I actually choose my words quite carefully and I think you'll find that I don't contradict myself, EVER. It's a question of interpretation - too much philosophy (especially in these internet forums) is based on superficial meaning and knowledge derived from other philosophers. You know what? I can prove to you that philosophy is ineffable, but would you care? Ha.

VideCorSpoon

1
Wed 21 May, 2008 07:57 pm
@Doobah47,
am inclined to agree with you.

And I am very excited you can prove that philosophy is taboo. I seriously am. It's off topic, but yeah, sure, I am excited. That is a breakthrough in the history of philosophy and I prostrate myself before you to beg your forgiveness on the matter. Would I care? Sure. Would I care if it came from you given your phenomenal philosophical understanding and grasp of abstract concepts? I would pay money to hear it, that's how interested I am to hear it.

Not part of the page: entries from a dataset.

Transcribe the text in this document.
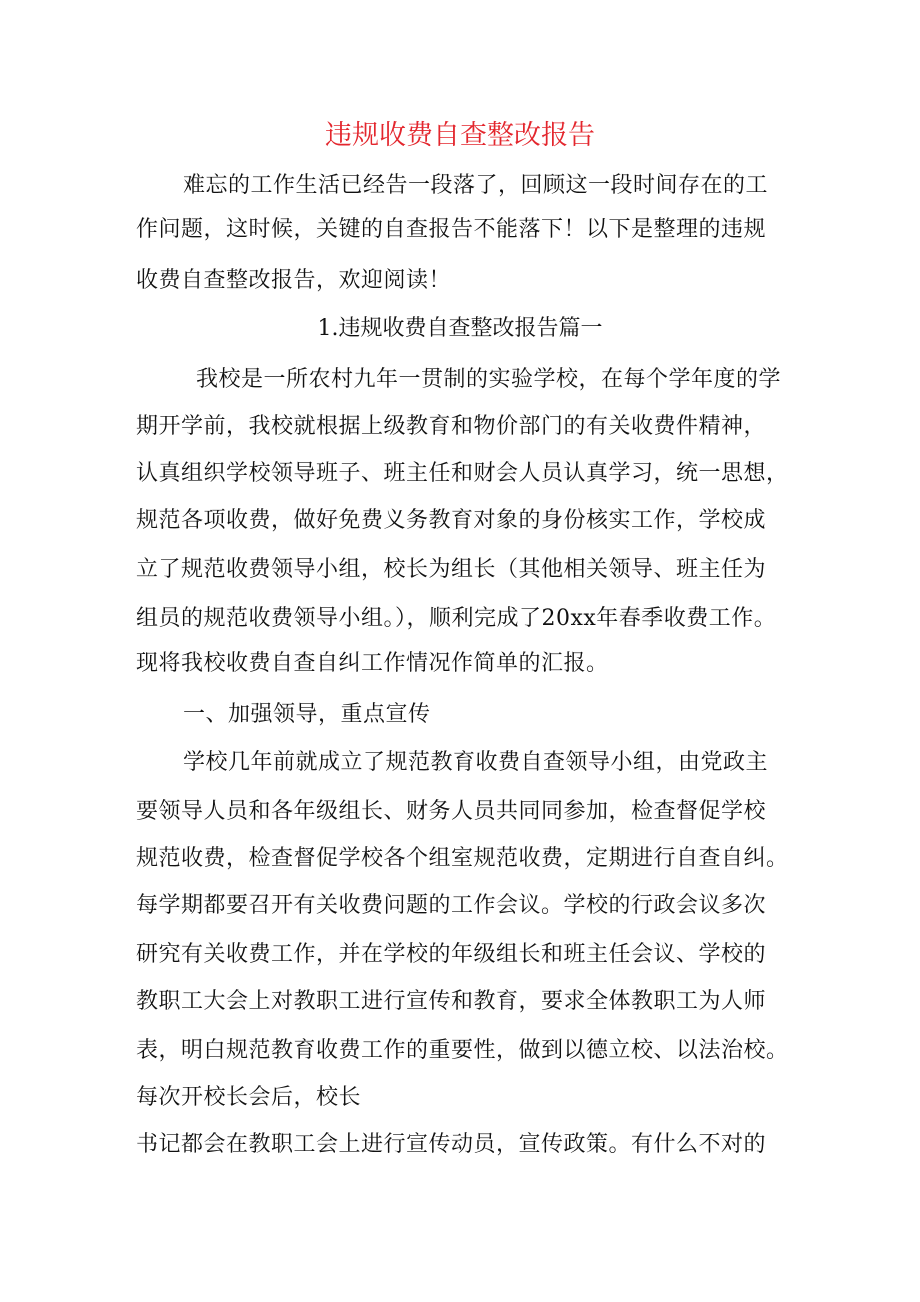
违规收费自查整改报告
难忘的工作生活已经告一段落了，回顾这一段时间存在的工
作问题，这时候，关键的自查报告不能落下！以下是整理的违规
收费自查整改报告，欢迎阅读！
1.违规收费自查整改报告篇一
我校是一所农村九年一贯制的实验学校，在每个学年度的学
期开学前，我校就根据上级教育和物价部门的有关收费件精神，
认真组织学校领导班子、班主任和财会人员认真学习，统一思想，
规范各项收费，做好免费义务教育对象的身份核实工作，学校成
立了规范收费领导小组，校长为组长（其他相关领导、班主任为
组员的规范收费领导小组。），顺利完成了20xx年春季收费工作。
现将我校收费自查自纠工作情况作简单的汇报。
一、加强领导，重点宣传
学校几年前就成立了规范教育收费自查领导小组，由党政主
要领导人员和各年级组长、财务人员共同同参加，检查督促学校
规范收费，检查督促学校各个组室规范收费，定期进行自查自纠。
每学期都要召开有关收费问题的工作会议。学校的行政会议多次
研究有关收费工作，并在学校的年级组长和班主任会议、学校的
教职工大会上对教职工进行宣传和教育，要求全体教职工为人师
表，明白规范教育收费工作的重要性，做到以德立校、以法治校。
每次开校长会后，校长
书记都会在教职工会上进行宣传动员，宣传政策。有什么不对的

As a side note, stand up comedians make a decent wage.

Also, Ha HA! (see, I can do that too, only I added another ha, but I capitalized it and added one of those exclamation mark thingy's to contribute to the overall funniness of the preceding ha to form a type of funniness gradient where the initial ha is followed by a greater, denser HA reaching the climax at the exclamation mark.)

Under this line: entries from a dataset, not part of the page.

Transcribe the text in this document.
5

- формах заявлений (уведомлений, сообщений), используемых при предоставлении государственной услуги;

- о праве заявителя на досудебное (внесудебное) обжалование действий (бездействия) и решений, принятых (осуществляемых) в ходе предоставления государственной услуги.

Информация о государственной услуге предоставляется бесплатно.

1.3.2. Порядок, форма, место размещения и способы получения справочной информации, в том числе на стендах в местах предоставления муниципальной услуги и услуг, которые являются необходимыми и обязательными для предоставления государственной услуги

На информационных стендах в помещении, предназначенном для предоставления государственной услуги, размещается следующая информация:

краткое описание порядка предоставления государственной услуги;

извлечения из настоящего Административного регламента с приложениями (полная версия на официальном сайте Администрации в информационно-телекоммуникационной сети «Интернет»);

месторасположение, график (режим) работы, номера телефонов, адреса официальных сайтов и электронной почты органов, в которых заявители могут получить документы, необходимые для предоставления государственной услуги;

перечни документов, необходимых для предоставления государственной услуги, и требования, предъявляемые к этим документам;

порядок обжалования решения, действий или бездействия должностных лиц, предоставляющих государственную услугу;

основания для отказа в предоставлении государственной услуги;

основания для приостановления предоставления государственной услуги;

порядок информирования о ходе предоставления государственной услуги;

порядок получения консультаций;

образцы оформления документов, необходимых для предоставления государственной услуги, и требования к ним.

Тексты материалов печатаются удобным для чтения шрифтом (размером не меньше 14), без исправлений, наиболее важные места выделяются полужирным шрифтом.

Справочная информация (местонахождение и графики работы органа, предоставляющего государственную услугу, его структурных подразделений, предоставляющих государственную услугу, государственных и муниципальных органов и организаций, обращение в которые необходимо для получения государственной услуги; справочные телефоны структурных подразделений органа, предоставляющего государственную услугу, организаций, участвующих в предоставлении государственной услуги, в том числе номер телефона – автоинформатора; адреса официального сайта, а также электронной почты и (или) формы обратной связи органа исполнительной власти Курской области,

But seriously though, with all wisecracks aside, don't take the exchange of philosophical discourse seriously in that way. Try to approach it from an outer perspective and leave irrelevant emotions at the door. We are here to come to some sort of answer or conclusion, not just blow hot air.
Doobah47

1
Fri 23 May, 2008 02:52 pm
@VideCorSpoon,
I havn't got 'time' to read your entire response, but I must apologize - my outburst was the result of feeling victimized in other threads. sorry.
Zetetic11235

1
Sat 19 Jul, 2008 03:46 pm
@Doobah47,
Best method of education:
#2
Reason :By comparing several circumstances with the same underlying structure and differing outcomes based upon the differing strategies used in the context of the time, pattern recognition is developed and technique for resolving conflict is built. One example of this is a strategic study of wars and propaganda and comparing the strategies to other modes of interaction such as buisiness and politics. By doing this there is instilled in the learner a deep understanding of human nature, (how it can be used to gain power and should that be done ect.) and thus a self understanding.

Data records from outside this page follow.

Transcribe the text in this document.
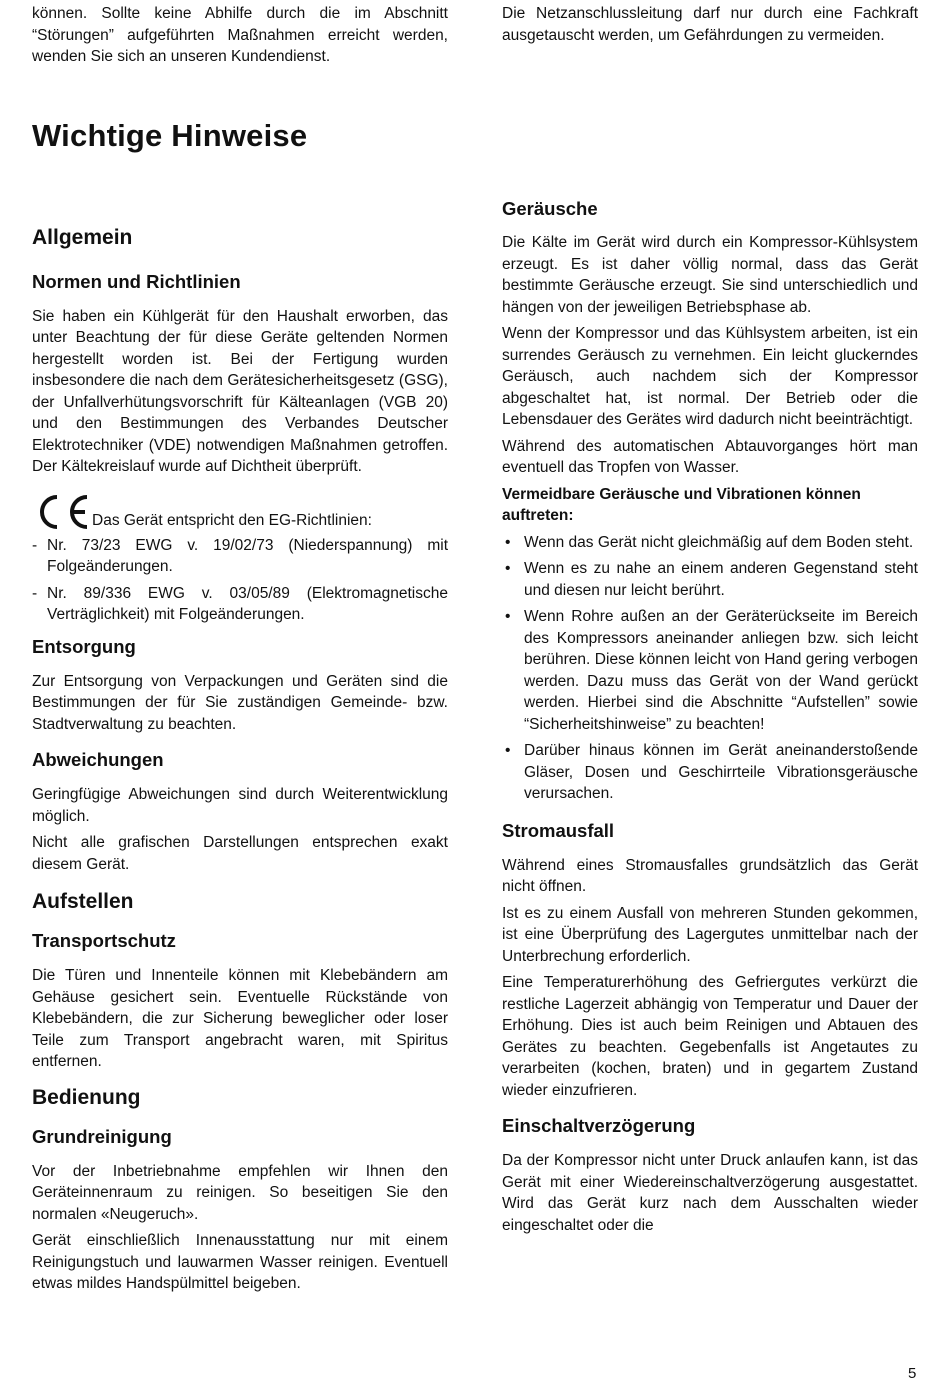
können. Sollte keine Abhilfe durch die im Abschnitt “Störungen” aufgeführten Maßnahmen erreicht werden, wenden Sie sich an unseren Kundendienst.

Allgemein
Normen und Richtlinien

Sie haben ein Kühlgerät für den Haushalt erworben, das unter Beachtung der für diese Geräte geltenden Normen hergestellt worden ist. Bei der Fertigung wurden insbesondere die nach dem Gerätesicherheitsgesetz (GSG), der Unfallverhütungsvorschrift für Kälteanlagen (VGB 20) und den Bestimmungen des Verbandes Deutscher Elektrotechniker (VDE) notwendigen Maßnahmen getroffen. Der Kältekreislauf wurde auf Dichtheit überprüft.

Das Gerät entspricht den EG-Richtlinien:
- Nr. 73/23 EWG v. 19/02/73 (Niederspannung) mit Folgeänderungen.
- Nr. 89/336 EWG v. 03/05/89 (Elektromagnetische Verträglichkeit) mit Folgeänderungen.
Entsorgung

Zur Entsorgung von Verpackungen und Geräten sind die Bestimmungen der für Sie zuständigen Gemeinde- bzw. Stadtverwaltung zu beachten.

Abweichungen

Geringfügige Abweichungen sind durch Weiterentwicklung möglich.

Nicht alle grafischen Darstellungen entsprechen exakt diesem Gerät.

Aufstellen
Transportschutz

Die Türen und Innenteile können mit Klebebändern am Gehäuse gesichert sein. Eventuelle Rückstände von Klebebändern, die zur Sicherung beweglicher oder loser Teile zum Transport angebracht waren, mit Spiritus entfernen.

Bedienung
Grundreinigung

Vor der Inbetriebnahme empfehlen wir Ihnen den Geräteinnenraum zu reinigen. So beseitigen Sie den normalen «Neugeruch».

Gerät einschließlich Innenausstattung nur mit einem Reinigungstuch und lauwarmen Wasser reinigen. Eventuell etwas mildes Handspülmittel beigeben.

Wichtige Hinweise

Die Netzanschlussleitung darf nur durch eine Fachkraft ausgetauscht werden, um Gefährdungen zu vermeiden.

Geräusche

Die Kälte im Gerät wird durch ein Kompressor-Kühlsystem erzeugt. Es ist daher völlig normal, dass das Gerät bestimmte Geräusche erzeugt. Sie sind unterschiedlich und hängen von der jeweiligen Betriebsphase ab.

Wenn der Kompressor und das Kühlsystem arbeiten, ist ein surrendes Geräusch zu vernehmen. Ein leicht gluckerndes Geräusch, auch nachdem sich der Kompressor abgeschaltet hat, ist normal. Der Betrieb oder die Lebensdauer des Gerätes wird dadurch nicht beeinträchtigt.

Während des automatischen Abtauvorganges hört man eventuell das Tropfen von Wasser.

Vermeidbare Geräusche und Vibrationen können auftreten:

• Wenn das Gerät nicht gleichmäßig auf dem Boden steht.
• Wenn es zu nahe an einem anderen Gegenstand steht und diesen nur leicht berührt.
• Wenn Rohre außen an der Geräterückseite im Bereich des Kompressors aneinander anliegen bzw. sich leicht berühren. Diese können leicht von Hand gering verbogen werden. Dazu muss das Gerät von der Wand gerückt werden. Hierbei sind die Abschnitte “Aufstellen” sowie “Sicherheitshinweise” zu beachten!
• Darüber hinaus können im Gerät aneinanderstoßende Gläser, Dosen und Geschirrteile Vibrationsgeräusche verursachen.
Stromausfall

Während eines Stromausfalles grundsätzlich das Gerät nicht öffnen.

Ist es zu einem Ausfall von mehreren Stunden gekommen, ist eine Überprüfung des Lagergutes unmittelbar nach der Unterbrechung erforderlich.

Eine Temperaturerhöhung des Gefriergutes verkürzt die restliche Lagerzeit abhängig von Temperatur und Dauer der Erhöhung. Dies ist auch beim Reinigen und Abtauen des Gerätes zu beachten. Gegebenfalls ist Angetautes zu verarbeiten (kochen, braten) und in gegartem Zustand wieder einzufrieren.

Einschaltverzögerung

Da der Kompressor nicht unter Druck anlaufen kann, ist das Gerät mit einer Wiedereinschaltverzögerung ausgestattet. Wird das Gerät kurz nach dem Ausschalten wieder eingeschaltet oder die

5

By viewing history from a standpoint of a 'bin of examples', one can develop a scientific approach to problem solving and apply mathematical formulas to model probablility of victory, thus learning basic combinatorics and statistical analysis in an effective way. One can see the out come of various circumstances in history and draw upon them to apply to the current circumstance if history is considered blatantlyto be useful as a 'bin of examples'. The 'oh my this story is sure interesting' is too subjective an approach to history and seemingly irrelevent to the more logically minded students.

All subjects in education, if considered as models from which generalizations and applicable tools can be derived, are inheirently valueble. Rote memorization is useless if there is no application acknowledged. There needs to be problem modeling in school as soon as there is memorization of 'other worlds' which are actually part of this world and applicable to it. If they weren't applicable they would be useless and thus the conclusion must be that so is the system which teaches them. If a use cannot be found the subject must be dicarded as it is obviously a waste of time unless it is for pleasure, then it has no place in school but only in liesure time.

You want kids to stop thinking that education is pointless? Show them it isn't by the methods above. Don't waste their time, show them how to think things out with the seemingly random inforation. They will excersise much better judgment in their every day activities if they get what is taught. This is the only totally effective education model I can think of.